Systemic lupus erythematosus (SLE) is a complex autoimmune disease with heterogeneity in clinical manifestations and disease course, characterized by numerous antibodies and organ damage.  The disease has been the focus of many basic and clinical investigators and has stimulated great interest in the pharmaceutical community to develop new treatment targets.

An Arthritis Research & Therapy supplement on ‘New therapeutic targets in systemic lupus’, edited by Jennifer Anolik (University of Rochester Medical Center), examines the current status of lupus care and addresses emerging knowledge of the immunopathogenesis of this disease.
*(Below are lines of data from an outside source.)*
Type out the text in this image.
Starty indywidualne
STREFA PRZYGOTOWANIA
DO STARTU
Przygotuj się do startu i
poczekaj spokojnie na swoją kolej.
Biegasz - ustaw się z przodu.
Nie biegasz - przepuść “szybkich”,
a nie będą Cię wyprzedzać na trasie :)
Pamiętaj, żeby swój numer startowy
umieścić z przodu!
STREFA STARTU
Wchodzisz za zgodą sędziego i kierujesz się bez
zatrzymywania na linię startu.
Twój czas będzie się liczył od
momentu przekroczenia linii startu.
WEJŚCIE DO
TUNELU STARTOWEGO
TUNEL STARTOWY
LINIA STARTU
In their review article, Boneparth and Davidson provide a detailed overview of the knowledge concerning B-cell activating factor’s (BAFF) role in murine and human B-cell development and maturation, as well as the clinical and mechanistic effects of BAFF inhibition in human SLE.  Giltiay and colleagues further explore the role of B-cells and suggest that established B-cell depletion strategies will facilitate development of means to reduce disease-associated dendritic cell populations as well.

Despite significant therapeutic advances, the management of SLE remains a challenge. The field has not yet reached the stage where early diagnosis can be universally achieved, and no biomarker has been successfully validated for use in the routine clinical setting. As concluded in the review from Lateef and Petri, “Future research will focus on the goals of increasing survival, limiting organ damage and improving quality of life for patients with SLE.”

Articles in this supplement were commissioned by the journal, were independently prepared by the authors and have undergone the journal’s standard peer review process.  Publication of the supplement has been supported by an unrestricted educational grant from UCB.